Como resolver: Comece com metas pequenas, específicas e alcançáveis — como 10 minutos de caminhada, preparar uma refeição a mais por semana ou beber mais água por dia. O progresso sustentado vem do possível, não do perfeito.
3. Perfeccionismo paralisa
O famoso pensamento “já que errei, vou desistir” é um dos maiores sabotadores de hábitos saudáveis.
📚 Referência: A literatura em Psicologia Comportamental mostra que o perfeccionismo está associado a maior desistência diante de pequenas falhas e a menor resiliência diante dos erros (Shafran et al., 2002).
O que ajuda: Adotar uma mentalidade de crescimento — onde os erros são vistos como parte do aprendizado, não como sinal de fracasso — melhora a adesão a mudanças de comportamento.
4. Exaustão física e mental não é preguiça
Você pode estar tentando ser produtiva, ativa e saudável… Mas o corpo e a mente não estão colaborando. O motivo? Pode ser cansaço crônico, sobrecarga emocional ou estresse.
📚 Referência: A Organização Mundial da Saúde (OMS, 2019) reconhece o burnout como uma síndrome ocupacional associada ao estresse crônico no trabalho, e estudos relacionam esse estado à menor capacidade de engajamento em autocuidado (Maslach & Leiter, 2016).
O que fazer: Descanso é necessário para regeneração física, emocional e cognitiva. Tentar se forçar em um estado de esgotamento pode agravar o problema.

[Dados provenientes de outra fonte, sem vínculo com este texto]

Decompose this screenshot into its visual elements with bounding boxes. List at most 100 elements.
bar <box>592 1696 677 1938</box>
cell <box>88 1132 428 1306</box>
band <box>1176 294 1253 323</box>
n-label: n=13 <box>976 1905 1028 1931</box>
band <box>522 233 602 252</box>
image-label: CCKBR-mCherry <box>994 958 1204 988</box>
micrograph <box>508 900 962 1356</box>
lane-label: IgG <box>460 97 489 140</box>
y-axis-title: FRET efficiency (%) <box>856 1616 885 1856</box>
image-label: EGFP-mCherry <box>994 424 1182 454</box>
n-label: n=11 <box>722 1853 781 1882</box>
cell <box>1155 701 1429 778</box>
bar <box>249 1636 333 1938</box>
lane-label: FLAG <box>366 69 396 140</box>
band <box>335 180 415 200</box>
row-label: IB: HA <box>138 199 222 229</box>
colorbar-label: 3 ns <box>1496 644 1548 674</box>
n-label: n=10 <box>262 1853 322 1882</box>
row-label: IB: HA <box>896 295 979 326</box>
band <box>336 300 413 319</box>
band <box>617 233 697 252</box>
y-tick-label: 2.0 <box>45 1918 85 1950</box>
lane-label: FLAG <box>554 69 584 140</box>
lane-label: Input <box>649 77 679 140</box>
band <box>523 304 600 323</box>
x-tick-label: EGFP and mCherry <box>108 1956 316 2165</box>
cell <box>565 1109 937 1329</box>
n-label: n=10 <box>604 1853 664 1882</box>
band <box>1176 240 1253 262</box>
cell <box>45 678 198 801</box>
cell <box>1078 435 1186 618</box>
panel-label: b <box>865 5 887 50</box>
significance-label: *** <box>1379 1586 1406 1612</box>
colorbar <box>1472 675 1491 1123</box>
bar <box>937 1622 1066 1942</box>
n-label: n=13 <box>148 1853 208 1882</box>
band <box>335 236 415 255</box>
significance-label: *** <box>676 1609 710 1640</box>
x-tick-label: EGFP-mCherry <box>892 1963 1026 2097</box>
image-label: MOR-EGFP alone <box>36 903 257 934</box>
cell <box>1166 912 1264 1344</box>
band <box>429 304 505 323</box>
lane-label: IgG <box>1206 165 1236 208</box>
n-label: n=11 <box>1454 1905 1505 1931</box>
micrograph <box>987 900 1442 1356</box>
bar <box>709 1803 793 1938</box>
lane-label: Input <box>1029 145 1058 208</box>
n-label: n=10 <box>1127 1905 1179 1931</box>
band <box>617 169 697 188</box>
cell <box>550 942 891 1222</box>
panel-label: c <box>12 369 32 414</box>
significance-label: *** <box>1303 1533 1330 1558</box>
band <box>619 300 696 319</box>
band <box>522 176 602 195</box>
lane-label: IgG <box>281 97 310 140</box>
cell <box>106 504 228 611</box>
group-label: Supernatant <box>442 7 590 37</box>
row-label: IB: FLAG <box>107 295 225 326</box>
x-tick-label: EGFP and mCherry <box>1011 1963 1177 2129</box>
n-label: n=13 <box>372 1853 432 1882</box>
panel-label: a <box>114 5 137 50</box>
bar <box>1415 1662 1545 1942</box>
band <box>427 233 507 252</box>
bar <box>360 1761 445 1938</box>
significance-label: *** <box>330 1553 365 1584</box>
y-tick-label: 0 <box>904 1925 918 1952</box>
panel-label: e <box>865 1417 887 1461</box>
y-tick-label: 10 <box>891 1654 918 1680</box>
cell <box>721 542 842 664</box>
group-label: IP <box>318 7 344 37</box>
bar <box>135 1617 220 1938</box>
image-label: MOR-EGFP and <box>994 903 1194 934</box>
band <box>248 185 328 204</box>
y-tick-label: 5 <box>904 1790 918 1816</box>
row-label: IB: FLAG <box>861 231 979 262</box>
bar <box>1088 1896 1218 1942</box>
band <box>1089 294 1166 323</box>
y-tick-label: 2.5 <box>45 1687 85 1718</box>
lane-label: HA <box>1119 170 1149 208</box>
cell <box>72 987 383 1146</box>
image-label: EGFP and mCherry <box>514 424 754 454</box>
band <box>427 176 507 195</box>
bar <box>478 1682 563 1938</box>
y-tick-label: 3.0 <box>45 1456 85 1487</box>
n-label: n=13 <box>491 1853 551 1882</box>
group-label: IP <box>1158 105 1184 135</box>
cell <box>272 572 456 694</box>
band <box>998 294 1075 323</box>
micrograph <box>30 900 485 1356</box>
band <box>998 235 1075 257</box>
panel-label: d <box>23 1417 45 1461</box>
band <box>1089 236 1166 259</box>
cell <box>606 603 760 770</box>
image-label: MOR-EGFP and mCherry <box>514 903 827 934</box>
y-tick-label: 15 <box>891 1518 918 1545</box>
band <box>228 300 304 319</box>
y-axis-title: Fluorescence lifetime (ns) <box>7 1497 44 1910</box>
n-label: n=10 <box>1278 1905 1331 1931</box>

5. Falta de conexão com o objetivo = falta de adesão
Você pode estar tentando seguir um plano que não faz sentido pra sua realidade. Isso gera resistência interna e desconexão.
📚 Referência: Estudos em Psicologia da Saúde mostram que quando o comportamento está alinhado com valores pessoais (como saúde, bem-estar, independência), há mais adesão e consistência (Schunk & DiBenedetto, 2020).
Exemplo: Se seu motivo para comer melhor for estético, mas seu verdadeiro valor for saúde e energia para cuidar da família, você precisa alinhar sua meta com esse valor central.
6. Autocrítica excessiva mina o processo
A forma como você se trata diante das falhas faz toda a diferença. Pessoas com altos níveis de autocompaixão conseguem manter hábitos saudáveis com mais consistência e menos culpa.
📚 Referência: Kristin Neff (2011), uma das principais pesquisadoras sobre autocompaixão, mostra que esse fator está relacionado a maior resiliência, menor procrastinação e maior adesão a práticas de autocuidado.
O que ajuda: Falar consigo com gentileza, reconhecer que o erro faz parte da experiência humana, e se tratar como trataria uma amiga.
Em resumo: a tal “falta de disciplina” pode ser:
- Falta de planejamento (APA, 2016)
- Metas irreais (Deci & Ryan, 1985)
- Perfeccionismo (Shafran et al., 2002)
- Exaustão (OMS, 2019)
- Falta de conexão com os valores (Schunk & DiBenedetto, 2020)
- Autocrítica excessiva (Neff, 2011)
Conclusão
- Você não precisa de mais bronca. Precisa de mais clareza.
- Mudar hábitos é um processo complexo — e ele começa com honestidade.
- Olhe para a sua rotina com gentileza. Reflita sobre o que está te travando. Planeje o possível. Descanse quando precisar. Celebre os pequenos passos.
- Disciplina se constrói. Mas não com culpa — e sim com consciência, compaixão e constância.
Referências:
American Psychological Association. (2016). Strategies to promote behavior change.
Gollwitzer, P. M., & Sheeran, P. (2006). Implementation intentions and goal achievement: A meta-analysis of effects and processes. Advances in Experimental Social Psychology.
Deci, E. L., & Ryan, R. M. (1985). Self-determination theory.
Shafran, R., Cooper, Z., & Fairburn, C. G. (2002). Clinical perfectionism: A cognitive–behavioural analysis. Behaviour Research and Therapy.
Maslach, C., & Leiter, M. P. (2016). Burnout. In Stress: Concepts, Cognition, Emotion, and Behavior.
World Health Organization. (2019). Burn-out an "occupational phenomenon".
Schunk, D. H., & DiBenedetto, M. K. (2020). Motivation and social-emotional learning. In Contemporary Educational Psychology.
Neff, K. D. (2011). Self-compassion, self-esteem, and well-being. Social and Personality Psychology Compass.